Честно говоря, после неожиданного признания Корочкина он рассчитывал на быстрый успех, однако один из главных моментов так и остался невыясненным.

— Куда меня теперь? — спросил Корочкин, не поднимая головы.

— Вас? — недоуменно посмотрел на него Вячеслав. — Как куда? Домой идите. Заберите мешок свой и топайте домой к семье, — медленно проговорил он, не замечая изменившегося от радости лица. — Если вам верить, а я верю, то вы непосредственного участия в убийстве не принимали, но виновны в недонесении о совершенном преступлении. На ваше счастье, оно уже погашено давностью.

— Спасибо вам, гражданин следователь, спасибо за то, что поверили. Век не забуду.

— Учтите еще одно, Дмитрий Карпыч: вам, возможно, придется встретиться на очной ставке с Купряшиным.

— Скажу и ему, все скажу. Я теперь чист, ничего не боюсь.

— Тогда всего вам хорошего. Да, еще одно, — остановил он его почти у выхода. — Когда вы несли труп на озеро, никто вам не встретился по дороге?

— Нет, никто. А вот на обратном пути встретился путевой обходчик Колька Свирин. Мы даже не остановились.

Проводив Корочкина, Вершинин подошел к окну. Он увидел, как, едва не сбив какого-то прохожего, тот выскочил на улицу. Сорвавшись со скамейки, что примостилась в скверике напротив прокуратуры, навстречу ему бросилась маленькая женщина со спеленатым ребенком на руках и уткнулась лицом в телогрейку. Корочкин застыл, одной рукой неуклюже прижимая ее к себе, е другой придерживая ребенка.

— Смотри, как все повернулось, — удивился Сухарников, внимательно прочитав протокол допроса. — Выходит, мифические существа кончились, появляются вполне реальные фигуры, и чувствуется, фигуры немелкие. Теперь ясно: убил Купряшин, но, по-видимому, и он был только слепым орудием в чьих-то руках. Скорее всего этого, как его… Плотника… Занятная фигура. О нем знают, но не видят. Беда на что оторви голова, и тот бледнеет при одном только воспоминании.

— Я сейчас позвоню в уголовный розыск, — перебил его Вершинин, — пусть проверят по картотекам, не зафиксирована ли у них такая кличка.

— Правильно, и готовьте подробное задание в колонию за подписью руководства.

Секретно.

Пос. Сосновый Динского района Р…ской области, начальнику учреждения п/я 6036, подполковнику внутренней службы Сабаеву.

Прокуратурой области расследуется дело об убийстве летом 19… года неизвестной женщины, труп которой был обнаружен в озере Прорва Окуневского района.

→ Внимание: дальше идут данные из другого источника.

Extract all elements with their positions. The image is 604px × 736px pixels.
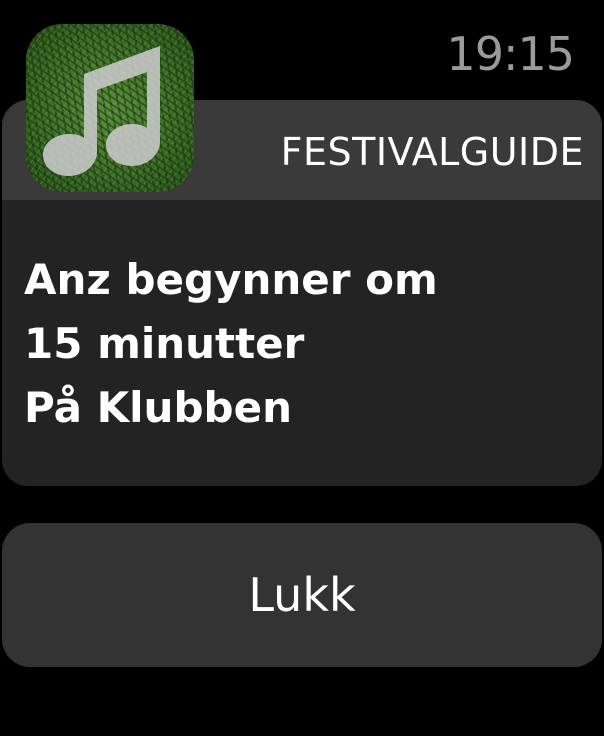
- notification-body: Anz begynner om 15 minutter På Klubben: [24, 248, 584, 440]
- notification-line-title: Anz begynner om: [24, 255, 438, 304]
- app-name: FESTIVALGUIDE: [280, 130, 584, 174]
- music-note-icon: [43, 46, 160, 176]
- notification-line-time: 15 minutter: [24, 319, 305, 368]
- app-icon: [26, 24, 194, 192]
- notification-line-location: På Klubben: [24, 383, 292, 432]
- close-button[interactable]: Lukk: [2, 523, 602, 667]
- status-time: 19:15: [446, 27, 575, 81]
- watch-screen: 19:15 FESTIVALGUIDE Anz begynner om 15 m…: [0, 0, 604, 736]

В совершении преступления подозревается Купряшин Федор Иванович, отбывающий наказание в вашей колонии. Мать Купряшина направила ему письмо с сообщением о том, что следственные органы вновь занимаются этим делом. Прошу немедленно по получении письма обеспечить его передачу адресату и организацию за ним усиленного наблюдения. В частности, необходимо обратить внимание на возможность передачи Купряшиным на свободу каких-либо писем через лиц, освобождающихся из мест заключения. В случае установления такого факта, не изымая письма, немедленно сообщите в прокуратуру области или УВД.

Заместитель прокурора области Титков.

Секретно

Гор. Н-ск. Заместителю прокурора области Титкову.

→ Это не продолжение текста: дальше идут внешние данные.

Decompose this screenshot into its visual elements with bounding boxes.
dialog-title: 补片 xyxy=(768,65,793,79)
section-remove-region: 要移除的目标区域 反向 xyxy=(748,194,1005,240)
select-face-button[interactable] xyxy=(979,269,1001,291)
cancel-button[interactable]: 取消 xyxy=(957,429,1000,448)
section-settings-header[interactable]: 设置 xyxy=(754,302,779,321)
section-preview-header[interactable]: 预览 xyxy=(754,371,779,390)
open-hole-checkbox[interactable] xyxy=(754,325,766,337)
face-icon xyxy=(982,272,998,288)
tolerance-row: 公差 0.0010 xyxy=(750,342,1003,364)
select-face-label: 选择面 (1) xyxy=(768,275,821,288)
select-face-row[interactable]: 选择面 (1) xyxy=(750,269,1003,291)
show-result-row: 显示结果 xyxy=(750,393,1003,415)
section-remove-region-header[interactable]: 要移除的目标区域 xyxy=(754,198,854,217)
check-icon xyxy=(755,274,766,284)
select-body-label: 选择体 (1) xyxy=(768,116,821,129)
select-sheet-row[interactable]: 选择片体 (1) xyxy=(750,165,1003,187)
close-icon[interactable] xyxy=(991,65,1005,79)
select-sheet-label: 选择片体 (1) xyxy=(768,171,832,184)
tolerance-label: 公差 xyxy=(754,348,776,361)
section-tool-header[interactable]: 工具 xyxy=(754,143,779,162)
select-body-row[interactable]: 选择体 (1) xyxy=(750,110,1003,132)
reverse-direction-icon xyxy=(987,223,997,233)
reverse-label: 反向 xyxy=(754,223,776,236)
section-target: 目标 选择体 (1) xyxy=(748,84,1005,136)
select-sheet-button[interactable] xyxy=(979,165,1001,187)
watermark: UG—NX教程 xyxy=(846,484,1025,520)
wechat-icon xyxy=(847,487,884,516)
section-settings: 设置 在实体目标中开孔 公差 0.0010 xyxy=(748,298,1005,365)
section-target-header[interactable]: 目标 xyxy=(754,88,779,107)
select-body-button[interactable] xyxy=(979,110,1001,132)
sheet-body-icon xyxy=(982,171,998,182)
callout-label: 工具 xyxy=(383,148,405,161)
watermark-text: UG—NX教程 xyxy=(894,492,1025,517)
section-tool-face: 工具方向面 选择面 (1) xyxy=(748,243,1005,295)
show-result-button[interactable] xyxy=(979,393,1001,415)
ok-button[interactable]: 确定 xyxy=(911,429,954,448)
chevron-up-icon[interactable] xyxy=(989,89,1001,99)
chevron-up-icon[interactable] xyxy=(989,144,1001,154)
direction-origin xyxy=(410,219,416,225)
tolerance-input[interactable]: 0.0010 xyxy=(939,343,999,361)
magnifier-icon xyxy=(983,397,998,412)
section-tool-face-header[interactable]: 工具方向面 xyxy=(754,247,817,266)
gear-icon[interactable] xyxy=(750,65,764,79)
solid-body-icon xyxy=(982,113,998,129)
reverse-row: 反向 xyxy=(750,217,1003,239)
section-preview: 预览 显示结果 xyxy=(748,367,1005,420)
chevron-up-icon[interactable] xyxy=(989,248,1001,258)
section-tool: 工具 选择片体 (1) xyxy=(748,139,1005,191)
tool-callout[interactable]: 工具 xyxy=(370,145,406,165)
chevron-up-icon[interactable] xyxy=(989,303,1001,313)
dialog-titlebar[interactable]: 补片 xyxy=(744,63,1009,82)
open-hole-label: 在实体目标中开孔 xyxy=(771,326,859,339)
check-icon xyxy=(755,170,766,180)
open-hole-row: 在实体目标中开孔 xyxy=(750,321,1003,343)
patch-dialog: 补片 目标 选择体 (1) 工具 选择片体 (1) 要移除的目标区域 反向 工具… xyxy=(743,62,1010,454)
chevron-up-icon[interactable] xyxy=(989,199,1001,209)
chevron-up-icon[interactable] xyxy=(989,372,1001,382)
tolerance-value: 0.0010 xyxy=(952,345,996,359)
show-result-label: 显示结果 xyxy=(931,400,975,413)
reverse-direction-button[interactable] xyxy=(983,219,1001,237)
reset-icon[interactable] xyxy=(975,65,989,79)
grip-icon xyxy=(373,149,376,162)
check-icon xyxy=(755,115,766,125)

В связи с вашим заданием поступившее письмо было немедленно передано адресату. Получив его, он стал проявлять крайнюю нервозность, На второй после получения письма день он вошел в контакт с Игонькиным Прокопием Матвеевичем по кличке Интеллигент, срок отбытия наказания у которого оканчивается через три дня. В одежде Игонькина нами обнаружена тщательно спрятанная записка следующего содержания: «Поезжай в город, Полевая, 16, найди Фильку Черного, скажи, пусть предупредит кого надо про Лидиных родственников». Записка скопирована и положена на прежнее место. В положенный срок Игонькин освобожден и покинул территорию колонии в неизвестном направлении.

Начальник учреждения п/я 6036 подполковник внутренней службы Сабаев.

14

Голову с трудом удалось оторвать от подушки. Нудно тянуло в затылке, волнами подкатывала тошнота, знобило. Растопыренной пятерней Филька расчесал слипшиеся волосы.

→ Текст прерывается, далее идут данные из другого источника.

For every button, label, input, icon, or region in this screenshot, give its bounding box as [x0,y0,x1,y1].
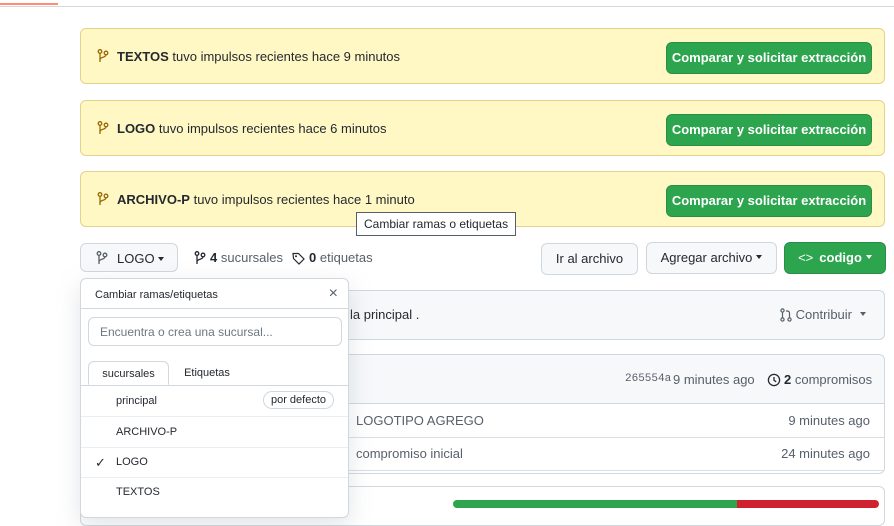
branch-name: ARCHIVO-P [116,426,178,438]
tab-tags[interactable]: Etiquetas [171,361,243,385]
tooltip: Cambiar ramas o etiquetas [356,212,517,236]
chevron-down-icon [756,255,763,259]
dropdown-title: Cambiar ramas/etiquetas [95,289,218,301]
chevron-down-icon [158,257,164,261]
branch-icon [194,251,206,264]
dropdown-tabs: sucursales Etiquetas [81,361,348,386]
branch-item-principal[interactable]: principal por defecto [81,386,348,417]
branches-link[interactable]: 4 sucursales [194,250,283,265]
branch-name: TEXTOS [116,486,160,498]
commit-time: 9 minutes ago [788,413,870,428]
banner-text: ARCHIVO-P tuvo impulsos recientes hace 1… [117,192,415,207]
commit-time: 9 minutes ago [673,372,755,387]
check-icon: ✓ [95,455,106,470]
branch-item-textos[interactable]: TEXTOS [81,477,348,507]
add-file-button[interactable]: Agregar archivo [646,242,777,274]
branch-select-button[interactable]: LOGO [80,243,178,272]
compare-pull-request-button[interactable]: Comparar y solicitar extracción [666,42,872,74]
language-bar-segment [453,500,737,508]
compare-pull-request-button[interactable]: Comparar y solicitar extracción [666,114,872,146]
tab-branches[interactable]: sucursales [88,361,169,385]
branch-search-input[interactable] [88,317,342,346]
contribute-button[interactable]: Contribuir [779,307,866,322]
code-icon: <> [798,250,814,265]
history-icon [767,373,781,387]
commits-link[interactable]: 2 compromisos [767,372,872,387]
branch-compare-text: la principal . [350,307,420,322]
branch-icon [96,251,108,264]
go-to-file-button[interactable]: Ir al archivo [541,243,638,275]
banner-text: TEXTOS tuvo impulsos recientes hace 9 mi… [117,49,401,64]
code-button[interactable]: <> codigo [784,242,886,274]
active-tab-indicator [0,3,58,5]
branch-name: LOGO [116,456,148,468]
branch-icon [97,121,109,134]
commit-sha[interactable]: 265554a [625,373,671,385]
branch-item-archivo-p[interactable]: ARCHIVO-P [81,417,348,448]
tags-link[interactable]: 0 etiquetas [292,250,373,265]
commit-time: 24 minutes ago [781,446,870,461]
close-icon[interactable]: × [329,285,338,303]
recent-push-banner-logo: LOGO tuvo impulsos recientes hace 6 minu… [80,100,885,156]
current-branch-label: LOGO [117,251,155,266]
pull-request-icon [779,308,792,322]
chevron-down-icon [865,255,872,259]
recent-push-banner-textos: TEXTOS tuvo impulsos recientes hace 9 mi… [80,28,885,84]
branch-icon [97,49,109,62]
top-nav-underline [0,0,894,7]
default-badge: por defecto [262,391,334,409]
tag-icon [292,252,305,265]
branch-icon [97,192,109,205]
compare-pull-request-button[interactable]: Comparar y solicitar extracción [666,185,872,217]
chevron-down-icon [860,312,866,316]
branch-name: principal [116,395,157,407]
divider [81,308,348,309]
language-bar-segment [737,500,879,508]
commit-message[interactable]: compromiso inicial [356,446,463,461]
branch-item-logo[interactable]: ✓ LOGO [81,447,348,478]
branch-dropdown: Cambiar ramas/etiquetas × sucursales Eti… [80,278,349,518]
banner-text: LOGO tuvo impulsos recientes hace 6 minu… [117,121,387,136]
commit-message[interactable]: LOGOTIPO AGREGO [356,413,484,428]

— Мамань, — позвал он охрипшим голосом.

— Ну что тебе? — На пороге появилась сгорбленная женщина, принесшая с собой резкий запах керосина.

— Мамань, сил нет, башка трескается, — умильно заглянул ей в глаза Филька. — Сбегай за чекушкой, ей-ей, в последний раз.

— Когда же работать начнешь, Филя? Водку свою когда бросишь? Опять ведь в тюрьму угодишь? — запричитала та.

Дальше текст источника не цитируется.